Our brain metastasis specialists manage the care of local and distant patients together with the patient’s own doctors. Together, they determine if the patient’s own doctor can provide the treatment or if they need specialized treatment at Froedtert Hospital.

Specialized Expertise for Brain Metastases

Our Brain Metastases Program includes doctors from neuro-oncology, radiation oncology, medical oncology, neurosurgery, neuropsychiatry, neuroradiology and neuropathology — all of whom help plan treatment and monitor patients for treatment effectiveness, tumor growth and quality of life changes. A neuropsychiatrist is an integral part of the decision team to make sure the patient retains cognitive function through treatment and beyond.

These experts meet once each week in a meeting called a tumor board, where they review patient cases and design treatment plans that will be the most effective for each person. Specialists who treat primary cancers (the cancer originally diagnosed) are part of this group because while they are experts in their respective fields of cancer, they rely on brain metastasis specialists when the primary cancer spreads to the brain. By consulting with physicians in our Brain Metastasis Program, cancer doctors can expand options to extend their patients’ survival and quality of life.

Brain Metastasis Can Need Urgent Treatment 

While brain metastasis does not always need urgent treatment, for some patients, immediate treatment is critical. The person who just received the brain metastasis diagnosis considers a brain metastasis an urgent problem. Their primary cancer medical team may have similar concerns due to unfamiliarity with treating metastatic disease.

App Expedites Treatment: Recommendations in Hours, Not Days

The brain metastasis tumor board is an efficient and effective treatment-planning tool. However, patients who need urgent treatment cannot wait a week for the tumor board to convene and offer recommendations. Recognizing this need, radiation oncologists and others within the Froedtert & MCW Cancer Network developed a protocol grid to guide treatment for every type of brain metastasis. It included multiple individual variables — the type of primary cancer and its pathology, the number and size of brain tumors and the patient’s overall health status. All of these factors determine the required care paths.

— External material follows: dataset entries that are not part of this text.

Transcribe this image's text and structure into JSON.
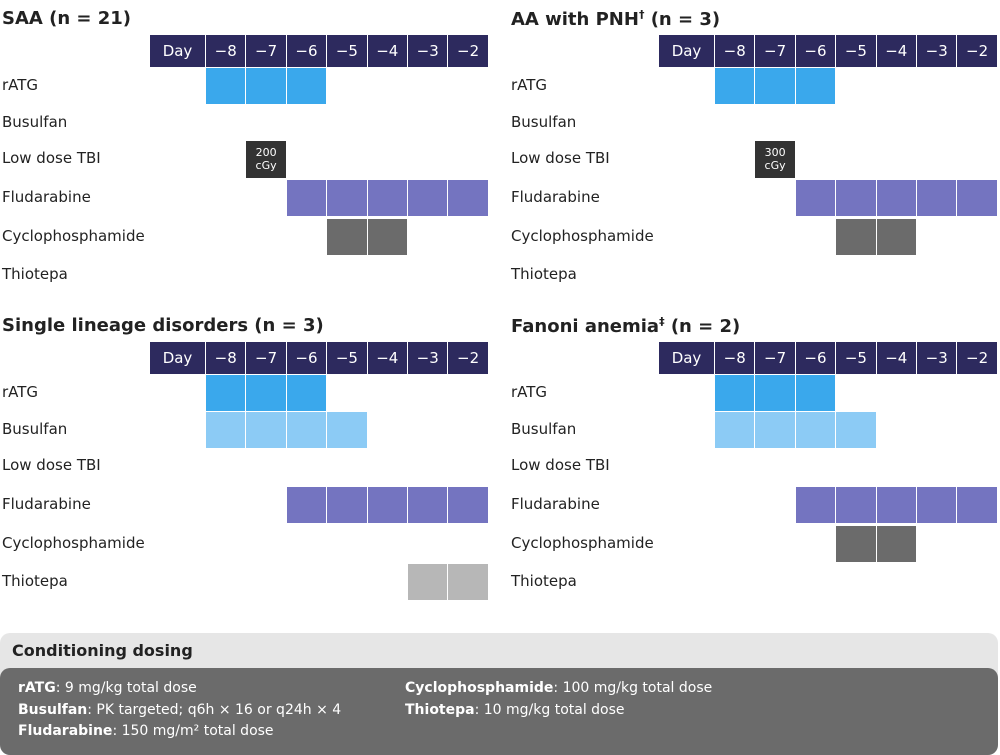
{
  "panels": [
    {
      "title": "SAA (n = 21)",
      "header": "Day",
      "days": [
        {
          "value": -8,
          "label": "−8"
        },
        {
          "value": -7,
          "label": "−7"
        },
        {
          "value": -6,
          "label": "−6"
        },
        {
          "value": -5,
          "label": "−5"
        },
        {
          "value": -4,
          "label": "−4"
        },
        {
          "value": -3,
          "label": "−3"
        },
        {
          "value": -2,
          "label": "−2"
        }
      ],
      "rows": [
        {
          "label": "rATG",
          "color": "#3aa8ec",
          "days": [
            -8,
            -7,
            -6
          ]
        },
        {
          "label": "Busulfan",
          "color": "#8ccbf5",
          "days": []
        },
        {
          "label": "Low dose TBI",
          "color": "#333333",
          "days": [
            -7
          ],
          "dose": "200 cGy"
        },
        {
          "label": "Fludarabine",
          "color": "#7474c0",
          "days": [
            -6,
            -5,
            -4,
            -3,
            -2
          ]
        },
        {
          "label": "Cyclophosphamide",
          "color": "#6b6b6b",
          "days": [
            -5,
            -4
          ]
        },
        {
          "label": "Thiotepa",
          "color": "#b7b7b7",
          "days": []
        }
      ]
    },
    {
      "title": "AA with PNH",
      "title_mark": "†",
      "title_suffix": " (n = 3)",
      "header": "Day",
      "days": [
        {
          "value": -8,
          "label": "−8"
        },
        {
          "value": -7,
          "label": "−7"
        },
        {
          "value": -6,
          "label": "−6"
        },
        {
          "value": -5,
          "label": "−5"
        },
        {
          "value": -4,
          "label": "−4"
        },
        {
          "value": -3,
          "label": "−3"
        },
        {
          "value": -2,
          "label": "−2"
        }
      ],
      "rows": [
        {
          "label": "rATG",
          "color": "#3aa8ec",
          "days": [
            -8,
            -7,
            -6
          ]
        },
        {
          "label": "Busulfan",
          "color": "#8ccbf5",
          "days": []
        },
        {
          "label": "Low dose TBI",
          "color": "#333333",
          "days": [
            -7
          ],
          "dose": "300 cGy"
        },
        {
          "label": "Fludarabine",
          "color": "#7474c0",
          "days": [
            -6,
            -5,
            -4,
            -3,
            -2
          ]
        },
        {
          "label": "Cyclophosphamide",
          "color": "#6b6b6b",
          "days": [
            -5,
            -4
          ]
        },
        {
          "label": "Thiotepa",
          "color": "#b7b7b7",
          "days": []
        }
      ]
    },
    {
      "title": "Single lineage disorders (n = 3)",
      "header": "Day",
      "days": [
        {
          "value": -8,
          "label": "−8"
        },
        {
          "value": -7,
          "label": "−7"
        },
        {
          "value": -6,
          "label": "−6"
        },
        {
          "value": -5,
          "label": "−5"
        },
        {
          "value": -4,
          "label": "−4"
        },
        {
          "value": -3,
          "label": "−3"
        },
        {
          "value": -2,
          "label": "−2"
        }
      ],
      "rows": [
        {
          "label": "rATG",
          "color": "#3aa8ec",
          "days": [
            -8,
            -7,
            -6
          ]
        },
        {
          "label": "Busulfan",
          "color": "#8ccbf5",
          "days": [
            -8,
            -7,
            -6,
            -5
          ]
        },
        {
          "label": "Low dose TBI",
          "color": "#333333",
          "days": []
        },
        {
          "label": "Fludarabine",
          "color": "#7474c0",
          "days": [
            -6,
            -5,
            -4,
            -3,
            -2
          ]
        },
        {
          "label": "Cyclophosphamide",
          "color": "#6b6b6b",
          "days": []
        },
        {
          "label": "Thiotepa",
          "color": "#b7b7b7",
          "days": [
            -3,
            -2
          ]
        }
      ]
    },
    {
      "title": "Fanoni anemia",
      "title_mark": "‡",
      "title_suffix": " (n = 2)",
      "header": "Day",
      "days": [
        {
          "value": -8,
          "label": "−8"
        },
        {
          "value": -7,
          "label": "−7"
        },
        {
          "value": -6,
          "label": "−6"
        },
        {
          "value": -5,
          "label": "−5"
        },
        {
          "value": -4,
          "label": "−4"
        },
        {
          "value": -3,
          "label": "−3"
        },
        {
          "value": -2,
          "label": "−2"
        }
      ],
      "rows": [
        {
          "label": "rATG",
          "color": "#3aa8ec",
          "days": [
            -8,
            -7,
            -6
          ]
        },
        {
          "label": "Busulfan",
          "color": "#8ccbf5",
          "days": [
            -8,
            -7,
            -6,
            -5
          ]
        },
        {
          "label": "Low dose TBI",
          "color": "#333333",
          "days": []
        },
        {
          "label": "Fludarabine",
          "color": "#7474c0",
          "days": [
            -6,
            -5,
            -4,
            -3,
            -2
          ]
        },
        {
          "label": "Cyclophosphamide",
          "color": "#6b6b6b",
          "days": [
            -5,
            -4
          ]
        },
        {
          "label": "Thiotepa",
          "color": "#b7b7b7",
          "days": []
        }
      ]
    }
  ],
  "dosing": {
    "title": "Conditioning dosing",
    "items": [
      {
        "drug": "rATG",
        "text": ": 9 mg/kg total dose"
      },
      {
        "drug": "Busulfan",
        "text": ": PK targeted; q6h × 16 or q24h × 4"
      },
      {
        "drug": "Fludarabine",
        "text": ": 150 mg/m² total dose"
      },
      {
        "drug": "Cyclophosphamide",
        "text": ": 100 mg/kg total dose"
      },
      {
        "drug": "Thiotepa",
        "text": ": 10 mg/kg total dose"
      }
    ]
  }
}
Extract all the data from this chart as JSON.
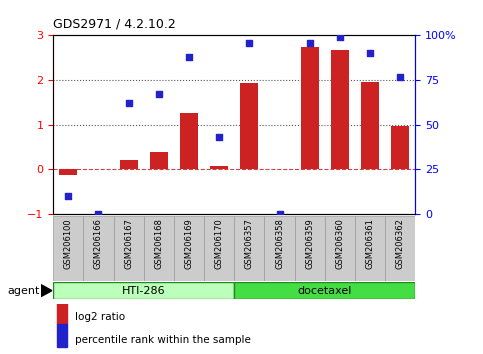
{
  "title": "GDS2971 / 4.2.10.2",
  "samples": [
    "GSM206100",
    "GSM206166",
    "GSM206167",
    "GSM206168",
    "GSM206169",
    "GSM206170",
    "GSM206357",
    "GSM206358",
    "GSM206359",
    "GSM206360",
    "GSM206361",
    "GSM206362"
  ],
  "log2_ratio": [
    -0.13,
    0.0,
    0.22,
    0.38,
    1.27,
    0.07,
    1.93,
    0.0,
    2.75,
    2.68,
    1.96,
    0.97
  ],
  "percentile": [
    10.0,
    0.0,
    62.0,
    67.0,
    88.0,
    43.0,
    96.0,
    0.0,
    96.0,
    99.0,
    90.0,
    77.0
  ],
  "bar_color": "#CC2222",
  "dot_color": "#2222CC",
  "ylim_left": [
    -1,
    3
  ],
  "ylim_right": [
    0,
    100
  ],
  "yticks_left": [
    -1,
    0,
    1,
    2,
    3
  ],
  "yticks_right": [
    0,
    25,
    50,
    75,
    100
  ],
  "yticklabels_right": [
    "0",
    "25",
    "50",
    "75",
    "100%"
  ],
  "hti286_color": "#bbffbb",
  "docetaxel_color": "#44dd44",
  "hti286_samples": 6,
  "docetaxel_samples": 6,
  "legend_bar_label": "log2 ratio",
  "legend_dot_label": "percentile rank within the sample",
  "agent_label": "agent",
  "hti286_label": "HTI-286",
  "docetaxel_label": "docetaxel",
  "zero_line_color": "#CC4444",
  "dotted_line_color": "#555555",
  "background_color": "#ffffff",
  "plot_bg_color": "#ffffff",
  "bar_width": 0.6,
  "dot_size": 18,
  "label_bg_color": "#cccccc",
  "label_edge_color": "#999999"
}
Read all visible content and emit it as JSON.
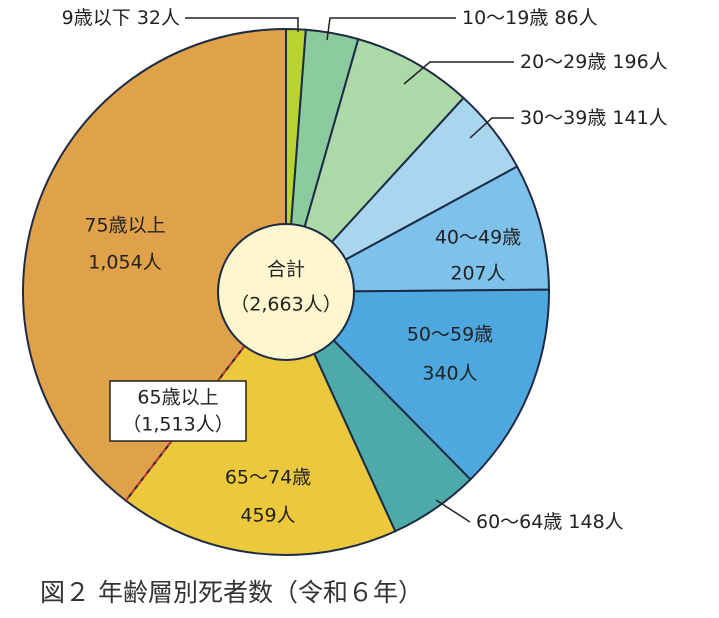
{
  "chart_data": {
    "type": "pie",
    "title": "図２ 年齢層別死者数（令和６年）",
    "categories": [
      "9歳以下",
      "10～19歳",
      "20～29歳",
      "30～39歳",
      "40～49歳",
      "50～59歳",
      "60～64歳",
      "65～74歳",
      "75歳以上"
    ],
    "values": [
      32,
      86,
      196,
      141,
      207,
      340,
      148,
      459,
      1054
    ],
    "value_labels": [
      "32人",
      "86人",
      "196人",
      "141人",
      "207人",
      "340人",
      "148人",
      "459人",
      "1,054人"
    ],
    "colors": [
      "#b9d431",
      "#8ccb9e",
      "#acd9a8",
      "#a9d5ee",
      "#7ec1ea",
      "#4ea7df",
      "#4daaa8",
      "#ecc93c",
      "#dfa24a"
    ],
    "total": {
      "label": "合計",
      "value": 2663,
      "value_label": "（2,663人）"
    },
    "group": {
      "label": "65歳以上",
      "value": 1513,
      "value_label": "（1,513人）"
    }
  }
}
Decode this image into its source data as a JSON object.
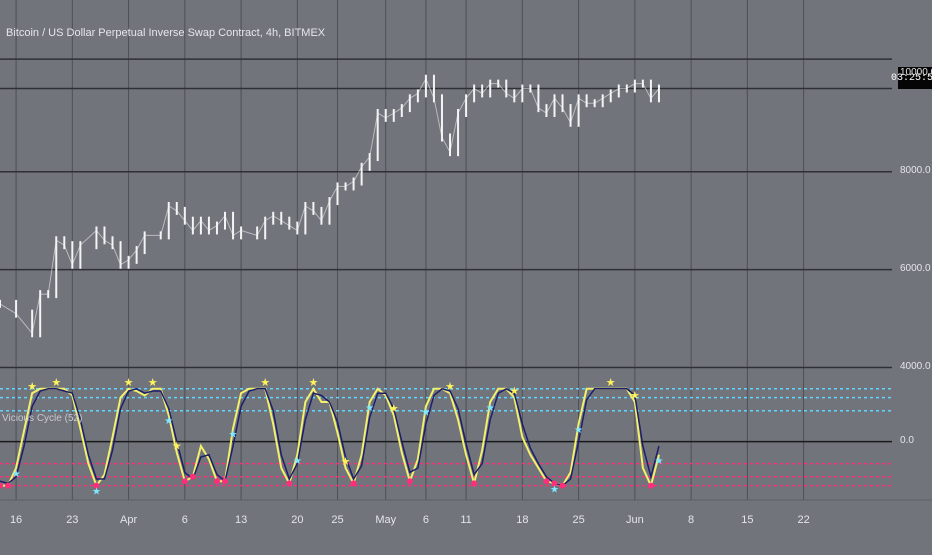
{
  "header": {
    "title": "Bitcoin / US Dollar Perpetual Inverse Swap Contract, 4h, BITMEX",
    "oscillator_label": "Vicious Cycle (52)",
    "countdown": "03:25:54"
  },
  "colors": {
    "background": "#72747c",
    "grid": "#4d4f55",
    "candle": "#f4f4f4",
    "cycle_line": "#f3f06a",
    "signal_line": "#1c1f6b",
    "upper_band": "#5fd6ff",
    "lower_band": "#ff2d7a",
    "zero_line": "#1a1a1a",
    "marker_top": "#fff25a",
    "marker_bottom": "#7fe8ff"
  },
  "chart_data": [
    {
      "type": "line",
      "name": "price",
      "title": "Bitcoin / US Dollar Perpetual Inverse Swap Contract, 4h, BITMEX",
      "y_ticks": [
        "4000.0",
        "6000.0",
        "8000.0",
        "10000.0"
      ],
      "horizontal_levels": [
        4000,
        6000,
        8000,
        9700,
        10300
      ],
      "ylim": [
        3500,
        11100
      ],
      "x_ticks": [
        "16",
        "23",
        "Apr",
        "6",
        "13",
        "20",
        "25",
        "May",
        "6",
        "11",
        "18",
        "25",
        "Jun",
        "8",
        "15",
        "22"
      ],
      "x_tick_pos": [
        0,
        7,
        14,
        21,
        28,
        35,
        40,
        46,
        51,
        56,
        63,
        70,
        77,
        84,
        91,
        98
      ],
      "xlim": [
        -2,
        109
      ],
      "x": [
        -2,
        0,
        2,
        3,
        4,
        5,
        6,
        7,
        8,
        10,
        11,
        12,
        13,
        14,
        15,
        16,
        18,
        19,
        20,
        21,
        22,
        23,
        24,
        25,
        26,
        27,
        28,
        30,
        31,
        32,
        33,
        34,
        35,
        36,
        37,
        38,
        39,
        40,
        41,
        42,
        43,
        44,
        45,
        46,
        47,
        48,
        49,
        50,
        51,
        52,
        53,
        54,
        55,
        56,
        57,
        58,
        59,
        60,
        61,
        62,
        63,
        64,
        65,
        66,
        67,
        68,
        69,
        70,
        71,
        72,
        73,
        74,
        75,
        76,
        77,
        78,
        79,
        80
      ],
      "y": [
        5300,
        5100,
        4700,
        5500,
        5500,
        6600,
        6500,
        6100,
        6500,
        6800,
        6600,
        6500,
        6100,
        6200,
        6400,
        6700,
        6700,
        7300,
        7200,
        7000,
        6800,
        7000,
        6800,
        6900,
        7100,
        6700,
        6800,
        6700,
        7000,
        7100,
        7000,
        6900,
        6800,
        7300,
        7200,
        7000,
        7400,
        7700,
        7700,
        7800,
        8100,
        8300,
        9200,
        9100,
        9200,
        9300,
        9500,
        9600,
        9900,
        9500,
        8700,
        8400,
        9200,
        9500,
        9700,
        9600,
        9800,
        9800,
        9600,
        9500,
        9700,
        9700,
        9300,
        9200,
        9500,
        9300,
        9000,
        9500,
        9400,
        9400,
        9500,
        9600,
        9700,
        9700,
        9800,
        9800,
        9500,
        9700
      ]
    },
    {
      "type": "line",
      "name": "oscillator",
      "title": "Vicious Cycle (52)",
      "y_ticks": [
        "0.0"
      ],
      "bands": [
        2.4,
        2.0,
        1.4,
        0.0,
        -1.0,
        -1.6,
        -2.0
      ],
      "band_colors": [
        "#5fd6ff",
        "#5fd6ff",
        "#5fd6ff",
        "#1a1a1a",
        "#ff2d7a",
        "#ff2d7a",
        "#ff2d7a"
      ],
      "ylim": [
        -2.2,
        2.8
      ],
      "x": [
        -2,
        -1,
        0,
        1,
        2,
        3,
        4,
        5,
        6,
        7,
        8,
        9,
        10,
        11,
        12,
        13,
        14,
        15,
        16,
        17,
        18,
        19,
        20,
        21,
        22,
        23,
        24,
        25,
        26,
        27,
        28,
        29,
        30,
        31,
        32,
        33,
        34,
        35,
        36,
        37,
        38,
        39,
        40,
        41,
        42,
        43,
        44,
        45,
        46,
        47,
        48,
        49,
        50,
        51,
        52,
        53,
        54,
        55,
        56,
        57,
        58,
        59,
        60,
        61,
        62,
        63,
        64,
        65,
        66,
        67,
        68,
        69,
        70,
        71,
        72,
        73,
        74,
        75,
        76,
        77,
        78,
        79,
        80
      ],
      "series": [
        {
          "values": [
            -2.0,
            -2.0,
            -1.2,
            0.5,
            2.2,
            2.4,
            2.4,
            2.4,
            2.4,
            2.1,
            0.6,
            -1.0,
            -2.0,
            -1.5,
            0.2,
            2.0,
            2.4,
            2.3,
            2.1,
            2.4,
            2.4,
            1.2,
            -0.5,
            -1.8,
            -1.6,
            -0.2,
            -0.8,
            -1.8,
            -1.8,
            0.6,
            2.2,
            2.4,
            2.4,
            2.4,
            0.8,
            -1.2,
            -1.9,
            -0.6,
            1.8,
            2.4,
            1.8,
            1.8,
            0.4,
            -1.2,
            -1.9,
            -0.6,
            1.8,
            2.4,
            2.1,
            1.2,
            -0.5,
            -1.8,
            -0.8,
            1.6,
            2.4,
            2.4,
            2.2,
            1.0,
            -0.6,
            -1.9,
            -0.4,
            1.8,
            2.4,
            2.4,
            2.0,
            0.2,
            -0.6,
            -1.2,
            -1.8,
            -1.9,
            -2.0,
            -1.4,
            0.8,
            2.4,
            2.4,
            2.4,
            2.4,
            2.4,
            2.4,
            1.8,
            -1.2,
            -2.0,
            -0.6
          ]
        },
        {
          "values": [
            -1.8,
            -1.9,
            -1.6,
            -0.2,
            1.6,
            2.3,
            2.4,
            2.4,
            2.3,
            2.2,
            1.0,
            -0.6,
            -1.7,
            -1.7,
            -0.4,
            1.5,
            2.3,
            2.4,
            2.2,
            2.3,
            2.3,
            1.5,
            0.0,
            -1.4,
            -1.7,
            -0.7,
            -0.6,
            -1.5,
            -1.8,
            -0.2,
            1.6,
            2.3,
            2.4,
            2.4,
            1.4,
            -0.6,
            -1.7,
            -1.0,
            1.0,
            2.2,
            2.1,
            1.8,
            0.9,
            -0.7,
            -1.7,
            -1.1,
            1.1,
            2.2,
            2.2,
            1.5,
            0.0,
            -1.4,
            -1.2,
            0.8,
            2.1,
            2.4,
            2.3,
            1.5,
            -0.1,
            -1.5,
            -1.0,
            1.0,
            2.2,
            2.4,
            2.2,
            0.8,
            -0.3,
            -1.0,
            -1.6,
            -1.9,
            -2.0,
            -1.7,
            0.0,
            1.9,
            2.4,
            2.4,
            2.4,
            2.4,
            2.4,
            2.1,
            -0.2,
            -1.6,
            -0.2
          ]
        }
      ],
      "top_markers_x": [
        2,
        5,
        14,
        17,
        20,
        31,
        37,
        41,
        47,
        54,
        62,
        74,
        77
      ],
      "bottom_markers_x": [
        0,
        10,
        19,
        27,
        35,
        44,
        51,
        59,
        67,
        70,
        80
      ]
    }
  ]
}
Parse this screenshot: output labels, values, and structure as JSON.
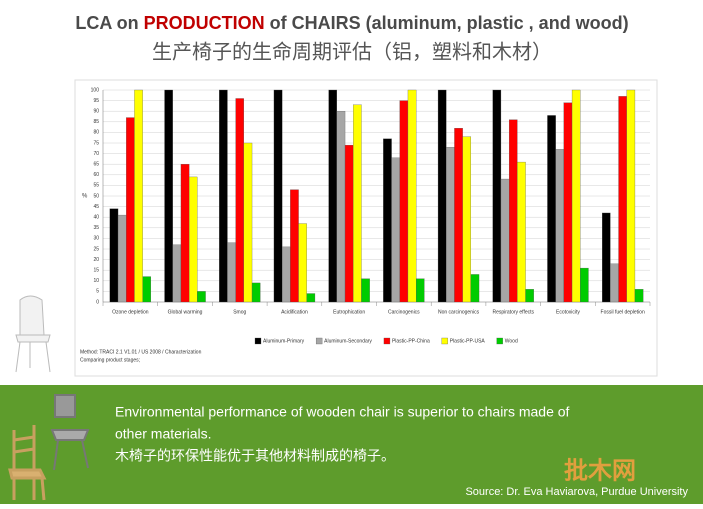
{
  "slide": {
    "title_start": "LCA on ",
    "title_highlight": "PRODUCTION",
    "title_end": " of CHAIRS (aluminum,  plastic , and wood)",
    "subtitle": "生产椅子的生命周期评估（铝，塑料和木材）",
    "method_line1": "Method: TRACI 2.1 V1.01 / US 2008 / Characterization",
    "method_line2": "Comparing product stages;",
    "conclusion_line1": "Environmental performance of wooden chair is superior to chairs made of",
    "conclusion_line2": "other materials.",
    "conclusion_chinese": "木椅子的环保性能优于其他材料制成的椅子。",
    "source": "Source: Dr. Eva Haviarova, Purdue University",
    "watermark": "批木网"
  },
  "chart_data": {
    "type": "bar",
    "ylabel": "%",
    "categories": [
      "Ozone depletion",
      "Global warming",
      "Smog",
      "Acidification",
      "Eutrophication",
      "Carcinogenics",
      "Non carcinogenics",
      "Respiratory effects",
      "Ecotoxicity",
      "Fossil fuel depletion"
    ],
    "series": [
      {
        "name": "Aluminum-Primary",
        "color": "#000000",
        "values": [
          44,
          100,
          100,
          100,
          100,
          77,
          100,
          100,
          88,
          42
        ]
      },
      {
        "name": "Aluminum-Secondary",
        "color": "#a6a6a6",
        "values": [
          41,
          27,
          28,
          26,
          90,
          68,
          73,
          58,
          72,
          18
        ]
      },
      {
        "name": "Plastic-PP-China",
        "color": "#ff0000",
        "values": [
          87,
          65,
          96,
          53,
          74,
          95,
          82,
          86,
          94,
          97
        ]
      },
      {
        "name": "Plastic-PP-USA",
        "color": "#ffff00",
        "values": [
          100,
          59,
          75,
          37,
          93,
          100,
          78,
          66,
          100,
          100
        ]
      },
      {
        "name": "Wood",
        "color": "#00cc00",
        "values": [
          12,
          5,
          9,
          4,
          11,
          11,
          13,
          6,
          16,
          6
        ]
      }
    ],
    "ylim": [
      0,
      100
    ],
    "yticks": [
      0,
      5,
      10,
      15,
      20,
      25,
      30,
      35,
      40,
      45,
      50,
      55,
      60,
      65,
      70,
      75,
      80,
      85,
      90,
      95,
      100
    ],
    "grid": true,
    "legend": "bottom"
  }
}
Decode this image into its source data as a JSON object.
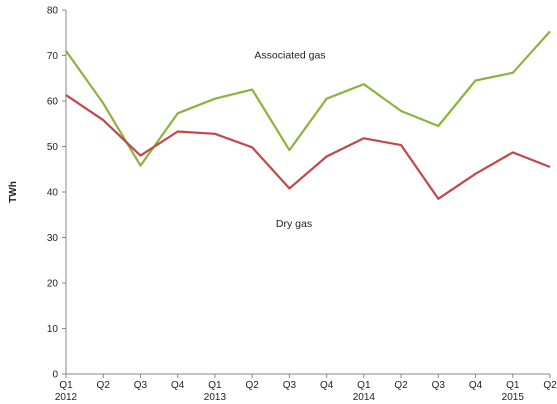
{
  "chart_data": {
    "type": "line",
    "title": "",
    "xlabel": "",
    "ylabel": "TWh",
    "ylim": [
      0,
      80
    ],
    "yticks": [
      0,
      10,
      20,
      30,
      40,
      50,
      60,
      70,
      80
    ],
    "categories": [
      "Q1",
      "Q2",
      "Q3",
      "Q4",
      "Q1",
      "Q2",
      "Q3",
      "Q4",
      "Q1",
      "Q2",
      "Q3",
      "Q4",
      "Q1",
      "Q2"
    ],
    "year_labels": [
      {
        "index": 0,
        "label": "2012"
      },
      {
        "index": 4,
        "label": "2013"
      },
      {
        "index": 8,
        "label": "2014"
      },
      {
        "index": 12,
        "label": "2015"
      }
    ],
    "grid": false,
    "legend": "none",
    "series": [
      {
        "name": "Associated gas",
        "color": "#8db33f",
        "values": [
          71,
          59.5,
          45.8,
          57.3,
          60.5,
          62.5,
          49.2,
          60.5,
          63.7,
          57.8,
          54.5,
          64.5,
          66.2,
          75.3
        ]
      },
      {
        "name": "Dry gas",
        "color": "#c0484a",
        "values": [
          61.3,
          55.8,
          48,
          53.3,
          52.8,
          49.8,
          40.8,
          47.8,
          51.8,
          50.3,
          38.5,
          44,
          48.7,
          45.5
        ]
      }
    ],
    "annotations": [
      {
        "text": "Associated gas",
        "series": 0
      },
      {
        "text": "Dry gas",
        "series": 1
      }
    ]
  }
}
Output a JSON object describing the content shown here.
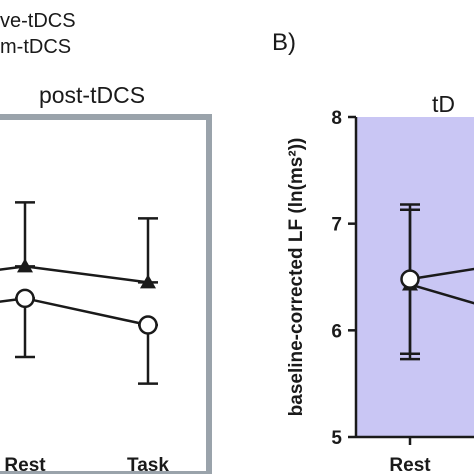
{
  "legend": {
    "items": [
      {
        "label": "ve-tDCS",
        "marker": "filled-triangle"
      },
      {
        "label": "m-tDCS",
        "marker": "open-circle"
      }
    ]
  },
  "panel_letter": "B)",
  "chart_data": [
    {
      "type": "line",
      "panel": "A",
      "title": "post-tDCS",
      "categories": [
        "Rest",
        "Task"
      ],
      "panel_color": "#ffffff",
      "border_color": "#9aa3ab",
      "series": [
        {
          "name": "ve-tDCS",
          "marker": "filled-triangle",
          "values": [
            6.6,
            6.45
          ],
          "error": [
            0.6,
            0.6
          ]
        },
        {
          "name": "m-tDCS",
          "marker": "open-circle",
          "values": [
            6.3,
            6.05
          ],
          "error": [
            0.55,
            0.55
          ]
        }
      ]
    },
    {
      "type": "line",
      "panel": "B",
      "title": "tD",
      "ylabel": "baseline-corrected LF (ln(ms²))",
      "ylim": [
        5,
        8
      ],
      "yticks": [
        "8",
        "7",
        "6",
        "5"
      ],
      "categories": [
        "Rest"
      ],
      "panel_color": "#c9c6f4",
      "series": [
        {
          "name": "ve-tDCS",
          "marker": "filled-triangle",
          "values": [
            6.43
          ],
          "error": [
            0.7
          ]
        },
        {
          "name": "m-tDCS",
          "marker": "open-circle",
          "values": [
            6.48
          ],
          "error": [
            0.7
          ]
        }
      ]
    }
  ],
  "colors": {
    "line": "#1a1a1a",
    "panelA_border": "#9aa3ab",
    "panelB_bg": "#c9c6f4"
  }
}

They piloted the protocol with brain metastasis patients in the hospital and found it could reduce a patient’s hospital stay from seven or eight days to about three. This approach not only allowed faster treatment, it offered the potential for cost-savings by reducing hospital stay.

The protocol grid’s intense complexity made it an ideal candidate for developing an app we call the Network for Integrated Management of Brain Metastasis Linking Experts, or NIMBLE. The app is essentially a virtual tumor board connecting cancer doctors with brain metastasis specialists who provide treatment recommendations in hours, not days.